Diplomacy and politics

  • US President Joe Biden promised aid to Ukraine would keep flowing as he sought to reassure allies of continued support for Kyiv after Congress passed a temporary government funding measure that stripped out assistance for Ukraine. “We cannot under any circumstances allow American support for Ukraine to be interrupted,” Biden said. “We have time, not much time and there is an overwhelming sense of urgency.”
  • Ukraine’s Defence Minister Rustem Umerov said he had received reassurances about further military assistance in a telephone call with US Defense Secretary Lloyd Austin. Writing on X, formerly known as Twitter, Umerov said Austin had assured him US support to Ukraine would “continue” and that Ukrainian “warriors [would] continue to have a strong back-up on the battlefield”.
  • European Union foreign policy chief Josep Borrell held his first in-person meeting with Umerov during a visit to Kyiv and urged US lawmakers to reconsider their decision to drop Ukraine funding. Borrell told a news conference the EU would continue to support Kyiv and was preparing “long-term security commitments for Ukraine,” adding that he hoped member states would reach a decision on increasing aid “before the end of the year”.

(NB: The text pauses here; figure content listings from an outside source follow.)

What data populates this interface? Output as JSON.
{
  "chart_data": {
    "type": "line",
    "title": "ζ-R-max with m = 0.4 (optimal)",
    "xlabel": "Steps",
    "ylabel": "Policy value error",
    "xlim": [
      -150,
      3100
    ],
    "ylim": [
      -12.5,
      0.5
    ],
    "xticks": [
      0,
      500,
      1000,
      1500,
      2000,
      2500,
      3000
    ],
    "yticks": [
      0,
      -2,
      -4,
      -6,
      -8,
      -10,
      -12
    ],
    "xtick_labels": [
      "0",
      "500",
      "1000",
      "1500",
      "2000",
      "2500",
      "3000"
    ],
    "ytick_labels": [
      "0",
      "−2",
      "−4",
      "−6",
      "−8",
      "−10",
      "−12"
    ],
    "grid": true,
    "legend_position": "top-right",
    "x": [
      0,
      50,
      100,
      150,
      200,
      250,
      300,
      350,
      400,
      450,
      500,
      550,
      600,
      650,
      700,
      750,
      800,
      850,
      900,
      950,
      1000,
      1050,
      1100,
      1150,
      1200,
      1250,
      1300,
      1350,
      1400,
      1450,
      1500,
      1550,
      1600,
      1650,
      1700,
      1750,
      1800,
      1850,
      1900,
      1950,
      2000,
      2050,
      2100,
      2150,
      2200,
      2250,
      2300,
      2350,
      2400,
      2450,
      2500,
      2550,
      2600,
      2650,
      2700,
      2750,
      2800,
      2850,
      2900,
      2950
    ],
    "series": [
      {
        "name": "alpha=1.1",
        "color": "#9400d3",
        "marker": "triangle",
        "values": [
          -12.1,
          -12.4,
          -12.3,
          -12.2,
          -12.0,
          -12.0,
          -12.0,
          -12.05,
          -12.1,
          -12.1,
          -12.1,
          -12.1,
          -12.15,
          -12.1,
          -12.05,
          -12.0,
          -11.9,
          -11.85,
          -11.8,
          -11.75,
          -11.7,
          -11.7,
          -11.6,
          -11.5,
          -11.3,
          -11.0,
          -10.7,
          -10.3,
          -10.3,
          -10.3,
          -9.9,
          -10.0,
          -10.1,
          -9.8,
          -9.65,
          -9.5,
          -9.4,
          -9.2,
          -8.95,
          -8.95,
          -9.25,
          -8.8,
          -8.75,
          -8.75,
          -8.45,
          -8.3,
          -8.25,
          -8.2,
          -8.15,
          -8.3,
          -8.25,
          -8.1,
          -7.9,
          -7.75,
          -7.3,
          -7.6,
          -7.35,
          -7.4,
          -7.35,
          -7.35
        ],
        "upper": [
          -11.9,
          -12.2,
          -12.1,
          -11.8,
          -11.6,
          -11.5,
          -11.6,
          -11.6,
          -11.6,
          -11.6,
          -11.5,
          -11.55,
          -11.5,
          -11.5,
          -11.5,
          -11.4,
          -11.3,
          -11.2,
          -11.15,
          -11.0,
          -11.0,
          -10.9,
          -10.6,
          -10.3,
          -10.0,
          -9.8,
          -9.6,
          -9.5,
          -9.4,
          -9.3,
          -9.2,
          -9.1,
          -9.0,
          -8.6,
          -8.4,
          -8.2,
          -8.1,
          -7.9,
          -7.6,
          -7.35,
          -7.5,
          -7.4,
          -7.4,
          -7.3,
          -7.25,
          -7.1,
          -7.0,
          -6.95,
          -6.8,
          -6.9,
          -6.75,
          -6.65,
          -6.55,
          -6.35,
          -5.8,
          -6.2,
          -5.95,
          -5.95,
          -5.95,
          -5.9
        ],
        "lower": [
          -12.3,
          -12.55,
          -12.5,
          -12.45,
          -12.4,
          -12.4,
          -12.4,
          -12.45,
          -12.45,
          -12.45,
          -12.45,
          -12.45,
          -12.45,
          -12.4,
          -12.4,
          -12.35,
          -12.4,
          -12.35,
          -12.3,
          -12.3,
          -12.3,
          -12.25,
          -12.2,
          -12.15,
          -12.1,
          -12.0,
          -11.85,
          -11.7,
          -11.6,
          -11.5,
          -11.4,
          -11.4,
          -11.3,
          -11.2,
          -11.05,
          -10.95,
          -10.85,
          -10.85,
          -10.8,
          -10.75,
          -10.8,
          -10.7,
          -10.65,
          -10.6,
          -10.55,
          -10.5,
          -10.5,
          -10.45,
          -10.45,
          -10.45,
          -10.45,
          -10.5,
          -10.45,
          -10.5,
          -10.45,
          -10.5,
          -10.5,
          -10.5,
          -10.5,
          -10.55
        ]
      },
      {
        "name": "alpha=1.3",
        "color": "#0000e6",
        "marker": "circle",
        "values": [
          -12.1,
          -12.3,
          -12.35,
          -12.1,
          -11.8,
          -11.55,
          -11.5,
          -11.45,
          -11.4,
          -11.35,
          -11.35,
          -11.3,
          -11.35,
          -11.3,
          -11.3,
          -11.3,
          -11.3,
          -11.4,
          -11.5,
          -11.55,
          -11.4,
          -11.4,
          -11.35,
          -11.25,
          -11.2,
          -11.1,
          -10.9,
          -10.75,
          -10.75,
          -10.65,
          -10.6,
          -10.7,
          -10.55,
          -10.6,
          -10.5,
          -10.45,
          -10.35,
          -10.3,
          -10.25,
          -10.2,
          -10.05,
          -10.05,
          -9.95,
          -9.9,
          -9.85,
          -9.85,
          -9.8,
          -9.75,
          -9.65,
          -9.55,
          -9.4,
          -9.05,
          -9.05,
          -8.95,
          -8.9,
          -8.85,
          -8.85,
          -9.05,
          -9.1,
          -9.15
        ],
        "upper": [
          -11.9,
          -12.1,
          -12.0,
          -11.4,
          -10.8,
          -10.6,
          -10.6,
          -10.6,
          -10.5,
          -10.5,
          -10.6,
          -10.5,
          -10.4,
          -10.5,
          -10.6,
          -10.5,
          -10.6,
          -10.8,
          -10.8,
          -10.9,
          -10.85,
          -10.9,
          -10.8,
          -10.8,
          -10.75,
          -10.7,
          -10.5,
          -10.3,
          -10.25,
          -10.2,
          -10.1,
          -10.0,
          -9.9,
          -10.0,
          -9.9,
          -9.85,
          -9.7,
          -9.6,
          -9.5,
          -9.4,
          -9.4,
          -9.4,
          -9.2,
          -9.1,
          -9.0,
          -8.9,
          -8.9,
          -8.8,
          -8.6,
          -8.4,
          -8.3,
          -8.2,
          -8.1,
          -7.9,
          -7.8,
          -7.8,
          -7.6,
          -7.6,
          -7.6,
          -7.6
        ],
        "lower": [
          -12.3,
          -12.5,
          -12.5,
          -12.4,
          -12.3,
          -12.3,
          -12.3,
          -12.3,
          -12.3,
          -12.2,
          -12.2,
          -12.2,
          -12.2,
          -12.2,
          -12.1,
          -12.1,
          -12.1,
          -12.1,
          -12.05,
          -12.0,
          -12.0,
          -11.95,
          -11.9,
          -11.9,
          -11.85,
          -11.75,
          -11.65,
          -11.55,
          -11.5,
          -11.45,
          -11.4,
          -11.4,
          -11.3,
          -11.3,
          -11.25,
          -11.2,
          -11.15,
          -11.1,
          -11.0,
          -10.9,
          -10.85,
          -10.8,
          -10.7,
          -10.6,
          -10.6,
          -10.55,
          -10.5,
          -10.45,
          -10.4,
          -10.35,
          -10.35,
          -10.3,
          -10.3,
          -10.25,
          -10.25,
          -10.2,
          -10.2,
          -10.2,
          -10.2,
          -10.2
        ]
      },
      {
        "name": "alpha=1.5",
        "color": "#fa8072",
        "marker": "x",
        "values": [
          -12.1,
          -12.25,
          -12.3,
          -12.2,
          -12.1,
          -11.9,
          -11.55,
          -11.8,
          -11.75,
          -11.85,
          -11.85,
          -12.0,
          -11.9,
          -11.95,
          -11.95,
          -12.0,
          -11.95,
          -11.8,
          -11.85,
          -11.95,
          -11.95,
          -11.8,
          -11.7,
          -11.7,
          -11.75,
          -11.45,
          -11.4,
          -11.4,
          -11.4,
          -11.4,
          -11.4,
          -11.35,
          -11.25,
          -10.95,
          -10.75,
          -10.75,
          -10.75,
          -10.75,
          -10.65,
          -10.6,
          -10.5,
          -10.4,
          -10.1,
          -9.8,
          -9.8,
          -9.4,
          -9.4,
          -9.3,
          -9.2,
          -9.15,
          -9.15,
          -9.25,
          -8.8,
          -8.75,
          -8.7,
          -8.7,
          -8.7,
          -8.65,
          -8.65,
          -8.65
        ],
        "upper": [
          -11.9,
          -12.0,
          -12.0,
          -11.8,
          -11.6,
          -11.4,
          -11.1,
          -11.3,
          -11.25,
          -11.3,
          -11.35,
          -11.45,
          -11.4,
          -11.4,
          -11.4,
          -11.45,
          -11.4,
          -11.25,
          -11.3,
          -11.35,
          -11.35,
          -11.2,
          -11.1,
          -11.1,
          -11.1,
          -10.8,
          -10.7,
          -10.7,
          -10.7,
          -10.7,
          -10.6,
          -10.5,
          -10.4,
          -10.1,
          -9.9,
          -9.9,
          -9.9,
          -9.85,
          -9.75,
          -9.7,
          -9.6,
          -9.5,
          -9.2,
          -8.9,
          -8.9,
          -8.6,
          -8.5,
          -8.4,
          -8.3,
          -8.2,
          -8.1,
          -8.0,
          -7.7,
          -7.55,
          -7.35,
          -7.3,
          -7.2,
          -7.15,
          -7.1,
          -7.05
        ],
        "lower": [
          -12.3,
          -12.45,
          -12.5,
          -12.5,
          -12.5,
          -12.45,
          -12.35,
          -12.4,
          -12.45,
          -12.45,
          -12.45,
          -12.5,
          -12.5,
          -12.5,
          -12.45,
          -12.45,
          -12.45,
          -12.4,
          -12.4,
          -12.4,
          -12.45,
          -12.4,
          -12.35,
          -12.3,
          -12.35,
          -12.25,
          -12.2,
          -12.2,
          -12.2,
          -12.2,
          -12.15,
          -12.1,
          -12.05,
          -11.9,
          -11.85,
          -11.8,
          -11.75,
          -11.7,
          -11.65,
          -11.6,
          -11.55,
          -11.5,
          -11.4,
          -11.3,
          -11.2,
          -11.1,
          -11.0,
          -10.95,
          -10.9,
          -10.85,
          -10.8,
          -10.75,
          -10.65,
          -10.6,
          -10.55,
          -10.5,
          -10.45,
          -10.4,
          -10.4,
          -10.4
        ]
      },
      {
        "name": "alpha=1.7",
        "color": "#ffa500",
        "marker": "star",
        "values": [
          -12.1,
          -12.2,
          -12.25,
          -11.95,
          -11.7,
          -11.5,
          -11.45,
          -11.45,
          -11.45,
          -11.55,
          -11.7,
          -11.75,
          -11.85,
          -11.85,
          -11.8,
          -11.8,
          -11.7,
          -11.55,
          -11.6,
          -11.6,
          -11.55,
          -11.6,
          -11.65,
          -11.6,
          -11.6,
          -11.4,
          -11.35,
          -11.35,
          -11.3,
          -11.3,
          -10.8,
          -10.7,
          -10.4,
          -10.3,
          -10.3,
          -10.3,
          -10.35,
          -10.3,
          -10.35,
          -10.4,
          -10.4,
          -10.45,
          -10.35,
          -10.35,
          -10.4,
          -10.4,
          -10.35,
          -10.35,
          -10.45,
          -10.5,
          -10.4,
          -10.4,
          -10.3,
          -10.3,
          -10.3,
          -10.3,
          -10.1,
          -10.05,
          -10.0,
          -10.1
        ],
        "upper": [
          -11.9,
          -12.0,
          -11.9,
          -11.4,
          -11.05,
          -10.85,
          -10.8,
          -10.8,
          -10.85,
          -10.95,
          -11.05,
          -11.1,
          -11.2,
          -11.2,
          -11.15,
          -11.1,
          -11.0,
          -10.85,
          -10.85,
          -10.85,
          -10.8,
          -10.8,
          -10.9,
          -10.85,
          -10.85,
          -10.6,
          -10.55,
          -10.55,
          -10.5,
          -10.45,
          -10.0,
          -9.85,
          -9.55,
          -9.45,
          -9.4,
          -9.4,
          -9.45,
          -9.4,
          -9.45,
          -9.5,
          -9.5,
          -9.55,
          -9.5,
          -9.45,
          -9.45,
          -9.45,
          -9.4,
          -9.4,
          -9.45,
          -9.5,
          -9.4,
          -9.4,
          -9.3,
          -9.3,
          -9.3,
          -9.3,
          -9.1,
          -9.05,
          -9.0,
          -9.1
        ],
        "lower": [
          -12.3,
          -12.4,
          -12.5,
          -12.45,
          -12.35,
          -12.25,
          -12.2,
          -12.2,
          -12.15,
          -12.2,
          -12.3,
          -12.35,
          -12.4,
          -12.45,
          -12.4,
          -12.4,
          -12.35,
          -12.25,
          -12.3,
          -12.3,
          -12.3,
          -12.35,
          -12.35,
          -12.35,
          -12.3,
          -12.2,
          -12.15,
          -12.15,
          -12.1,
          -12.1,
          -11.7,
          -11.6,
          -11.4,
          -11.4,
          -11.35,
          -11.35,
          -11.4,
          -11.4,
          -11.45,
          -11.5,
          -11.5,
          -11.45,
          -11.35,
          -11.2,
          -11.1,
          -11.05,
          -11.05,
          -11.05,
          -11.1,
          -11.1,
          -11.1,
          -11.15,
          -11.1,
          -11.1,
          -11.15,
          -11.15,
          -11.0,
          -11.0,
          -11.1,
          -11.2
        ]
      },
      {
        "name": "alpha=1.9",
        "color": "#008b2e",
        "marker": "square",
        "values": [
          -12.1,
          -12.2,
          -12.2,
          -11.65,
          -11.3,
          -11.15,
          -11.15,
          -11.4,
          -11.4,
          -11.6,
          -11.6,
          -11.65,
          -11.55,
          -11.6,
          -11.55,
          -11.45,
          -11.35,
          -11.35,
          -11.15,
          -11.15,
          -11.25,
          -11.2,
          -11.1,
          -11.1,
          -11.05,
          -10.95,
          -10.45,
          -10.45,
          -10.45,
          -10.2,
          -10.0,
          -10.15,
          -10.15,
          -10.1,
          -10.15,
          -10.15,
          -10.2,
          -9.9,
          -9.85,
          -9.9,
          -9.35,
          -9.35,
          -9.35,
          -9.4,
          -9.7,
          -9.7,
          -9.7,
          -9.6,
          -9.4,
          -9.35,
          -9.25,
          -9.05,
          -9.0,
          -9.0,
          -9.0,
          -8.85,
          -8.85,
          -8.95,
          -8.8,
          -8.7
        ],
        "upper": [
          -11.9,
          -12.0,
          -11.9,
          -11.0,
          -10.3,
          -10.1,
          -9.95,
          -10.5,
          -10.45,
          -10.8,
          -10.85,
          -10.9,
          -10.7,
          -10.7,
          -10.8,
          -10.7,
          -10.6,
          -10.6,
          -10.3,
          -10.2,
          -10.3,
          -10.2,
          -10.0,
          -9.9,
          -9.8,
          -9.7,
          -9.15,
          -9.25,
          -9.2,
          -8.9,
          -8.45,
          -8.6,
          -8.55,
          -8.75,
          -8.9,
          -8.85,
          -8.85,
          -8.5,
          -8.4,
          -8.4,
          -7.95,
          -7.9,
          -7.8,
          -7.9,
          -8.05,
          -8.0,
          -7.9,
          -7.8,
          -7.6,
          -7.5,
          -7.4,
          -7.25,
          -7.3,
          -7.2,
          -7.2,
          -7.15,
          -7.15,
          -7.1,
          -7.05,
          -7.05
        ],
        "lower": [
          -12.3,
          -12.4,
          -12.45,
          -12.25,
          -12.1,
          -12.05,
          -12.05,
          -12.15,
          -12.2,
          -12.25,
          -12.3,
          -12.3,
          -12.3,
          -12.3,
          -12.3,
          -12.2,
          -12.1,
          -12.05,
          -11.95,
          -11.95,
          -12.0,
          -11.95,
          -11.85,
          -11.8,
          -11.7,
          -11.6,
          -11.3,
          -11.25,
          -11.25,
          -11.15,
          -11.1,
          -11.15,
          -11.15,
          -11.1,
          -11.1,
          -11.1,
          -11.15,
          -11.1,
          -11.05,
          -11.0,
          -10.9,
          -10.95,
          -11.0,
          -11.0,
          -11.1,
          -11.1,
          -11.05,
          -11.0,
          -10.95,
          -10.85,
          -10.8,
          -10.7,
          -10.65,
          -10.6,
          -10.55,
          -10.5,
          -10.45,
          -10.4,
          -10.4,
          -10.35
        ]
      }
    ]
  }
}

  • The EU’s commitment to Ukraine could come under pressure after the pro-Russia SMER-SSD party of former Prime Minister Robert Fico emerged as the winner of elections in Slovakia at the weekend. Fico will start coalition talks to form a government that is likely to join Hungary in opposing the bloc’s military aid for Ukraine.
  • Dozens of people in cities around Russia held memorials to mark 40 days since the death of Wagner mercenary chief Yevgeny Prigozhin, hailing him as a patriotic hero of Russia who had spoken truth to power. Prigozhin was killed in a plane crash in August, two months after leading a short-lived Wagner mutiny. In Eastern Orthodoxy, it is believed that the soul makes its final journey to either heaven or hell on the 40th day after death.